I am going to be making a butter pecan cake for a friend's father for Father's Day and I would like to know what flavor filling would be good to add with this flavor cake? AND... Would whipped cream icing be a good choice for a butter pecan cake?
She says that he is a sweet freak and likes a lot of sweets but she isn't sure if he would like buttercream icing over whipped icing. She prefers whipped but it's not for her.
Suggestions, PLEASE!
Veronica
When a customer orders butter pecan cake, I always recommend bavarian cream filling with butterscotch ice cream topping swirled in. It is SO YUMMY! Also, I think whipped cream is a great choice of icing. You could also just do whipped cream filling and swirl in butterscotch ice cream topping. ![]()
Here is the recipe for the butter pecan cake. It has a butter pecan frosting but I'm not sure if that is too much butter pecan. Maybe I will try the butter pecan flavor to a whipped icing.
I haven't tried it yet and I am not a fan of butter pecan but she said her father loves the ice cream and I know that my father loves the ice cream as well. I am also making one for my father for Father's Day! ![]()
INGREDIENTS
3 tablespoons butter or margarine, melted
1-1/3 cups chopped pecans
2/3 cup butter or margarine, softened
1-1/3 cups sugar
2 eggs
2 cups all-purpose flour
1-1/2 teaspoons baking powder
1/4 teaspoon salt
2/3 cup milk
1-1/2 teaspoons vanilla extract
BUTTER PECAN FROSTING:
3 tablespoons butter or margarine, softened
3 cups confectioners' sugar
3 tablespoons milk
3/4 teaspoon vanilla extract
DIRECTIONS
Pour melted butter into a baking pan. Stir in pecans. Toast at 350° for 10 minutes. Set aside to cool. In a mixing bowl, cream butter and sugar until light and fluffy. Add eggs, one at a time, beating well after each addition. Combine flour, baking powder and salt; add to creamed mixture alternately with milk, beginning and ending with dry ingredients. Stir in vanilla and 1 cup toasted pecans. Pour batter into two greased and floured 8-
in. round cake pans. Bake at 350° for 30-35 minutes or until the cakes test done. Cool in pans 5 minutes. Remove from pans and cool thoroughly on wire rack. Meanwhile, for frosting, cream butter and sugar. Add milk and vanilla, beating until light and fluffy. Add additional milk if needed. Stir in remaining toasted pecans. Spread between the layers and over the top and sides of the cake. Yield: 12 servings
Here is a pecan praline cake I found on Epicurious:
http://www.epicurious.com/recipes/recipe_views/views/104318
I haven't had a chance to try it yet, but has really good reviews.
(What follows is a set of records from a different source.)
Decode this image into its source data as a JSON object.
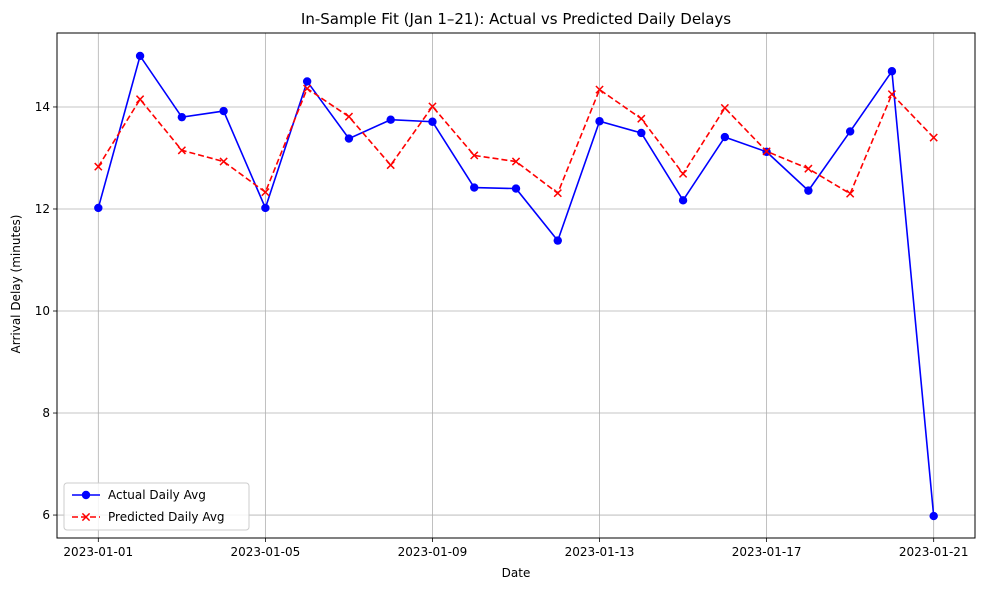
{
  "chart_data": {
    "type": "line",
    "title": "In-Sample Fit (Jan 1–21): Actual vs Predicted Daily Delays",
    "xlabel": "Date",
    "ylabel": "Arrival Delay (minutes)",
    "x": [
      "2023-01-01",
      "2023-01-02",
      "2023-01-03",
      "2023-01-04",
      "2023-01-05",
      "2023-01-06",
      "2023-01-07",
      "2023-01-08",
      "2023-01-09",
      "2023-01-10",
      "2023-01-11",
      "2023-01-12",
      "2023-01-13",
      "2023-01-14",
      "2023-01-15",
      "2023-01-16",
      "2023-01-17",
      "2023-01-18",
      "2023-01-19",
      "2023-01-20",
      "2023-01-21"
    ],
    "xticks": [
      "2023-01-01",
      "2023-01-05",
      "2023-01-09",
      "2023-01-13",
      "2023-01-17",
      "2023-01-21"
    ],
    "yticks": [
      6,
      8,
      10,
      12,
      14
    ],
    "ylim": [
      5.55,
      15.45
    ],
    "grid": true,
    "legend_position": "lower-left",
    "series": [
      {
        "name": "Actual Daily Avg",
        "color": "#0000ff",
        "linestyle": "solid",
        "marker": "circle",
        "values": [
          12.02,
          15.0,
          13.8,
          13.92,
          12.02,
          14.5,
          13.38,
          13.75,
          13.71,
          12.42,
          12.4,
          11.38,
          13.72,
          13.49,
          12.17,
          13.41,
          13.12,
          12.36,
          13.52,
          14.7,
          5.98
        ]
      },
      {
        "name": "Predicted Daily Avg",
        "color": "#ff0000",
        "linestyle": "dashed",
        "marker": "x",
        "values": [
          12.83,
          14.15,
          13.15,
          12.93,
          12.33,
          14.36,
          13.81,
          12.86,
          14.01,
          13.05,
          12.93,
          12.31,
          14.34,
          13.77,
          12.69,
          13.98,
          13.13,
          12.79,
          12.3,
          14.25,
          13.4
        ]
      }
    ]
  }
}
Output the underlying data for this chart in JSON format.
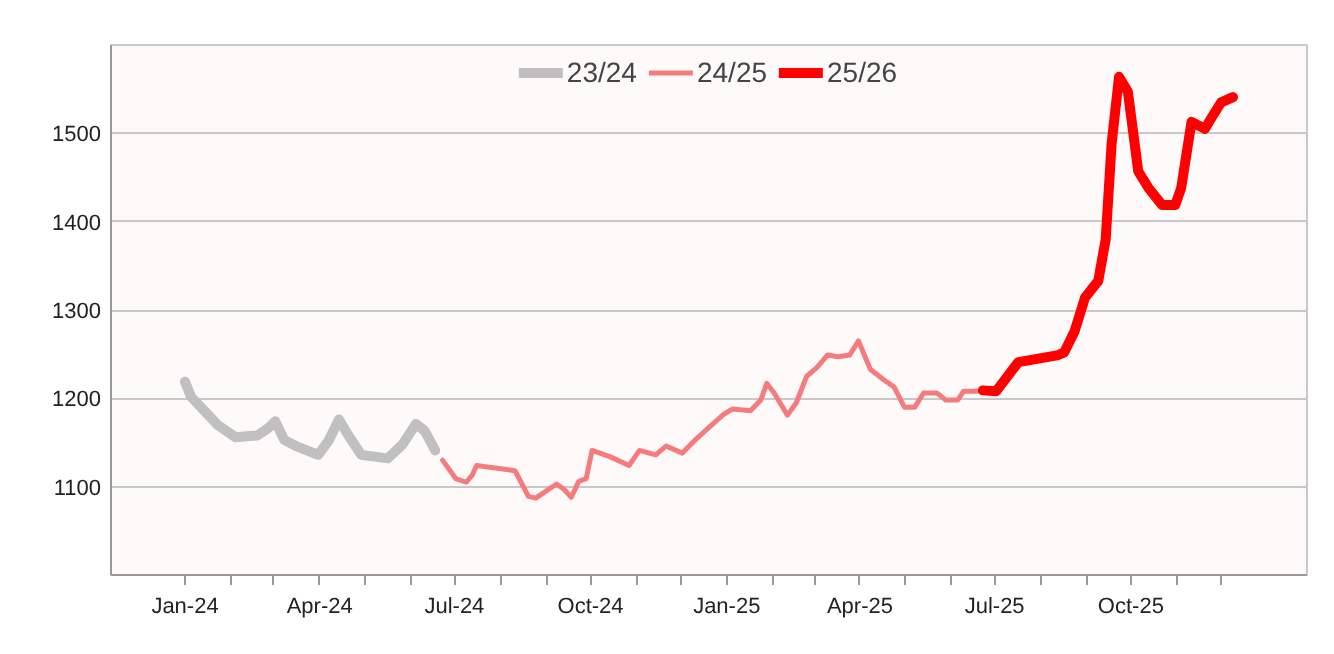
{
  "chart_data": {
    "type": "line",
    "xlim": [
      "2023-11-12",
      "2026-01-28"
    ],
    "ylim": [
      1000,
      1600
    ],
    "xticks": [
      {
        "value": "2024-01-01",
        "label": "Jan-24"
      },
      {
        "value": "2024-02-01",
        "label": null
      },
      {
        "value": "2024-03-01",
        "label": null
      },
      {
        "value": "2024-04-01",
        "label": "Apr-24"
      },
      {
        "value": "2024-05-01",
        "label": null
      },
      {
        "value": "2024-06-01",
        "label": null
      },
      {
        "value": "2024-07-01",
        "label": "Jul-24"
      },
      {
        "value": "2024-08-01",
        "label": null
      },
      {
        "value": "2024-09-01",
        "label": null
      },
      {
        "value": "2024-10-01",
        "label": "Oct-24"
      },
      {
        "value": "2024-11-01",
        "label": null
      },
      {
        "value": "2024-12-01",
        "label": null
      },
      {
        "value": "2025-01-01",
        "label": "Jan-25"
      },
      {
        "value": "2025-02-01",
        "label": null
      },
      {
        "value": "2025-03-01",
        "label": null
      },
      {
        "value": "2025-04-01",
        "label": "Apr-25"
      },
      {
        "value": "2025-05-01",
        "label": null
      },
      {
        "value": "2025-06-01",
        "label": null
      },
      {
        "value": "2025-07-01",
        "label": "Jul-25"
      },
      {
        "value": "2025-08-01",
        "label": null
      },
      {
        "value": "2025-09-01",
        "label": null
      },
      {
        "value": "2025-10-01",
        "label": "Oct-25"
      },
      {
        "value": "2025-11-01",
        "label": null
      },
      {
        "value": "2025-12-01",
        "label": null
      }
    ],
    "yticks": [
      1100,
      1200,
      1300,
      1400,
      1500
    ],
    "grid": "y",
    "legend": "top",
    "line_style": "solid",
    "series": [
      {
        "name": "23/24",
        "color": "#c0c0c0",
        "x": [
          "2024-01-01",
          "2024-01-05",
          "2024-01-14",
          "2024-01-23",
          "2024-02-04",
          "2024-02-19",
          "2024-02-26",
          "2024-03-02",
          "2024-03-08",
          "2024-03-16",
          "2024-03-31",
          "2024-04-07",
          "2024-04-14",
          "2024-04-20",
          "2024-04-29",
          "2024-05-17",
          "2024-05-27",
          "2024-06-05",
          "2024-06-11",
          "2024-06-18"
        ],
        "values": [
          1219,
          1202,
          1186,
          1170,
          1156,
          1158,
          1166,
          1174,
          1153,
          1146,
          1136,
          1152,
          1176,
          1159,
          1136,
          1132,
          1148,
          1171,
          1163,
          1141
        ]
      },
      {
        "name": "24/25",
        "color": "#f47c7c",
        "x": [
          "2024-06-23",
          "2024-07-02",
          "2024-07-09",
          "2024-07-13",
          "2024-07-16",
          "2024-08-11",
          "2024-08-20",
          "2024-08-25",
          "2024-09-08",
          "2024-09-13",
          "2024-09-18",
          "2024-09-23",
          "2024-09-28",
          "2024-10-02",
          "2024-10-14",
          "2024-10-27",
          "2024-11-03",
          "2024-11-14",
          "2024-11-21",
          "2024-12-02",
          "2024-12-12",
          "2024-12-30",
          "2025-01-05",
          "2025-01-17",
          "2025-01-24",
          "2025-01-28",
          "2025-02-02",
          "2025-02-11",
          "2025-02-17",
          "2025-02-24",
          "2025-03-03",
          "2025-03-10",
          "2025-03-17",
          "2025-03-25",
          "2025-03-31",
          "2025-04-08",
          "2025-04-17",
          "2025-04-24",
          "2025-05-01",
          "2025-05-08",
          "2025-05-14",
          "2025-05-23",
          "2025-05-29",
          "2025-06-06",
          "2025-06-10",
          "2025-06-19"
        ],
        "values": [
          1130,
          1109,
          1105,
          1113,
          1124,
          1118,
          1089,
          1087,
          1103,
          1097,
          1088,
          1106,
          1109,
          1141,
          1134,
          1124,
          1141,
          1136,
          1146,
          1138,
          1155,
          1182,
          1188,
          1186,
          1198,
          1217,
          1206,
          1181,
          1195,
          1225,
          1235,
          1249,
          1247,
          1249,
          1265,
          1233,
          1221,
          1213,
          1190,
          1190,
          1206,
          1206,
          1198,
          1198,
          1208,
          1208
        ]
      },
      {
        "name": "25/26",
        "color": "#ff0000",
        "x": [
          "2025-06-23",
          "2025-07-02",
          "2025-07-17",
          "2025-08-13",
          "2025-08-17",
          "2025-08-24",
          "2025-08-31",
          "2025-09-09",
          "2025-09-14",
          "2025-09-18",
          "2025-09-23",
          "2025-09-29",
          "2025-10-06",
          "2025-10-13",
          "2025-10-22",
          "2025-10-31",
          "2025-11-04",
          "2025-11-11",
          "2025-11-20",
          "2025-11-25",
          "2025-12-01",
          "2025-12-09"
        ],
        "values": [
          1209,
          1208,
          1241,
          1249,
          1252,
          1276,
          1314,
          1333,
          1380,
          1488,
          1564,
          1547,
          1457,
          1438,
          1419,
          1419,
          1438,
          1513,
          1505,
          1519,
          1535,
          1541
        ]
      }
    ]
  }
}
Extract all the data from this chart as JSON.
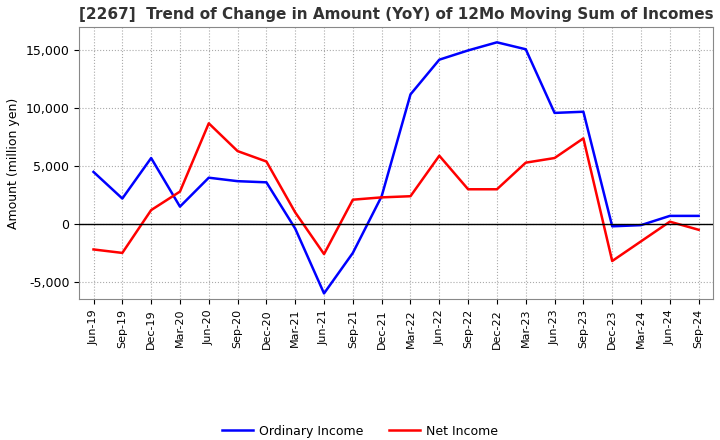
{
  "title": "[2267]  Trend of Change in Amount (YoY) of 12Mo Moving Sum of Incomes",
  "ylabel": "Amount (million yen)",
  "ylim": [
    -6500,
    17000
  ],
  "yticks": [
    -5000,
    0,
    5000,
    10000,
    15000
  ],
  "x_labels": [
    "Jun-19",
    "Sep-19",
    "Dec-19",
    "Mar-20",
    "Jun-20",
    "Sep-20",
    "Dec-20",
    "Mar-21",
    "Jun-21",
    "Sep-21",
    "Dec-21",
    "Mar-22",
    "Jun-22",
    "Sep-22",
    "Dec-22",
    "Mar-23",
    "Jun-23",
    "Sep-23",
    "Dec-23",
    "Mar-24",
    "Jun-24",
    "Sep-24"
  ],
  "ordinary_income": [
    4500,
    2200,
    5700,
    1500,
    4000,
    3700,
    3600,
    -400,
    -6000,
    -2500,
    2400,
    11200,
    14200,
    15000,
    15700,
    15100,
    9600,
    9700,
    -200,
    -100,
    700,
    700
  ],
  "net_income": [
    -2200,
    -2500,
    1200,
    2800,
    8700,
    6300,
    5400,
    1000,
    -2600,
    2100,
    2300,
    2400,
    5900,
    3000,
    3000,
    5300,
    5700,
    7400,
    -3200,
    -1500,
    200,
    -500
  ],
  "ordinary_income_color": "#0000ff",
  "net_income_color": "#ff0000",
  "line_width": 1.8,
  "background_color": "#ffffff",
  "grid_color": "#aaaaaa",
  "legend_ordinary": "Ordinary Income",
  "legend_net": "Net Income",
  "figsize": [
    7.2,
    4.4
  ],
  "dpi": 100
}
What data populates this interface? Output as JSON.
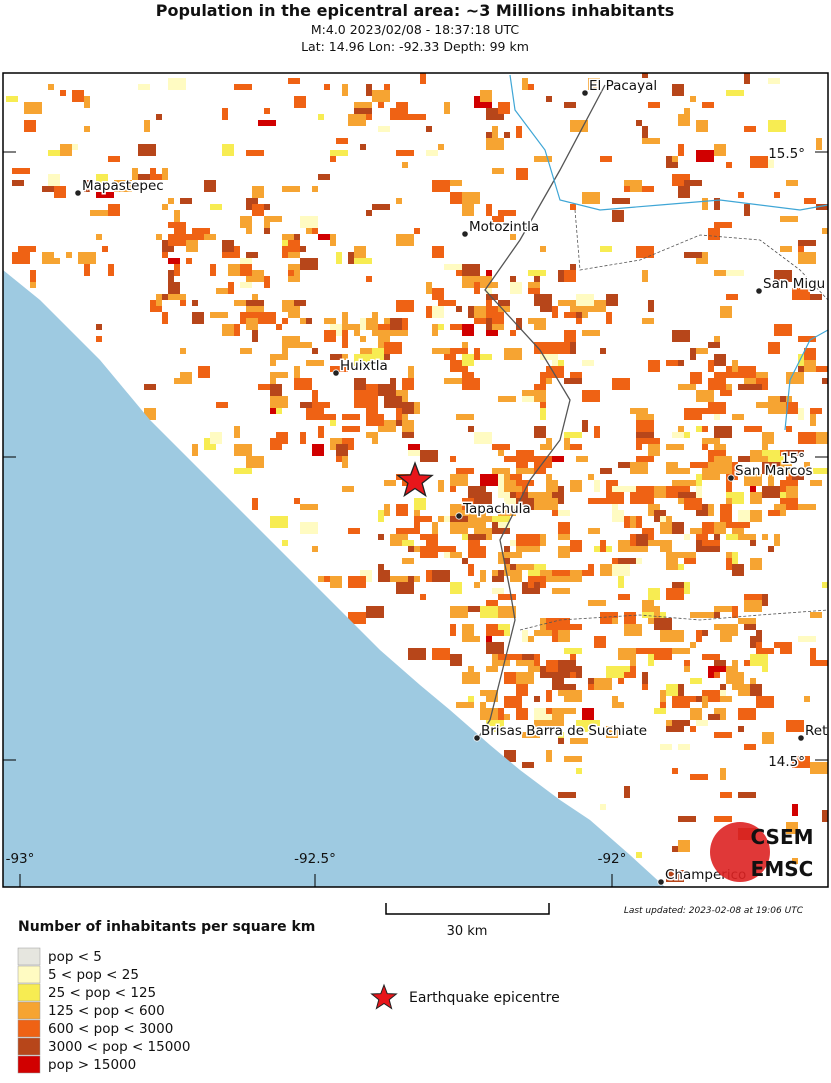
{
  "header": {
    "title": "Population in the epicentral area: ~3 Millions inhabitants",
    "line1": "M:4.0 2023/02/08 - 18:37:18 UTC",
    "line2": "Lat: 14.96 Lon: -92.33 Depth: 99 km"
  },
  "cities": [
    {
      "label": "El Pacayal"
    },
    {
      "label": "Mapastepec"
    },
    {
      "label": "Motozintla"
    },
    {
      "label": "San Migu"
    },
    {
      "label": "Huixtla"
    },
    {
      "label": "San Marcos"
    },
    {
      "label": "Tapachula"
    },
    {
      "label": "Brisas Barra de Suchiate"
    },
    {
      "label": "Ret"
    },
    {
      "label": "Champerico"
    }
  ],
  "lat_ticks": [
    "15.5°",
    "15°",
    "14.5°"
  ],
  "lon_ticks": [
    "-93°",
    "-92.5°",
    "-92°"
  ],
  "logo": {
    "top": "CSEM",
    "bottom": "EMSC"
  },
  "scale_bar": "30 km",
  "last_updated": "Last updated: 2023-02-08 at 19:06 UTC",
  "legend": {
    "title": "Number of inhabitants per square km",
    "items": [
      {
        "label": "pop < 5",
        "color": "#e6e6df"
      },
      {
        "label": "5 < pop < 25",
        "color": "#fffbc2"
      },
      {
        "label": "25 < pop < 125",
        "color": "#f7ec52"
      },
      {
        "label": "125 < pop < 600",
        "color": "#f6a432"
      },
      {
        "label": "600 < pop < 3000",
        "color": "#ef6214"
      },
      {
        "label": "3000 < pop < 15000",
        "color": "#b7461a"
      },
      {
        "label": "pop > 15000",
        "color": "#d10000"
      }
    ]
  },
  "epicentre_label": "Earthquake epicentre"
}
Thank you for the butter pecan cake recipe! It sounds fantastic!!! ![]()
I like to put coffee whitener in my BC in place of the milk. I love the International Delight Southern Butter Pecan in buttercream. I think that it would taste great with the butter pecan cake, the flavor in the icing is not very strong so I don't think it would be too much!
I love butter pecan! It's my favorite!
The butter pecan cake recipe by Carol on allrecipes.com is delicious. Fabulous cake, haven't tried the icing.
To make butter pecan icing, I mix Wilton's 50/50 buttercream and IMBC to get a perfect balance of richness and sweetness. Then, a few generous squirts of caramel sundae topping. You can stop here and have heaven in a bowl. Or, you can add chopped pecans and have heaven in a bowl with a bit of rich crunchiness. Either way it's unbelievably good! It's probably my most requested frosting/filling.
Good luck!
I put a butter pecan mousse filling in the recipe section that I use that is wonderful in butter pecan cake. I usually frost it with cream cheese frostin, but I think whipped icing would be good too. You could add a touch of that butter pecan coffee creamer.
Thanks so much for all the ideas. I think that I would like to try the butter pecan mousse filling this time. Sounds yummy!!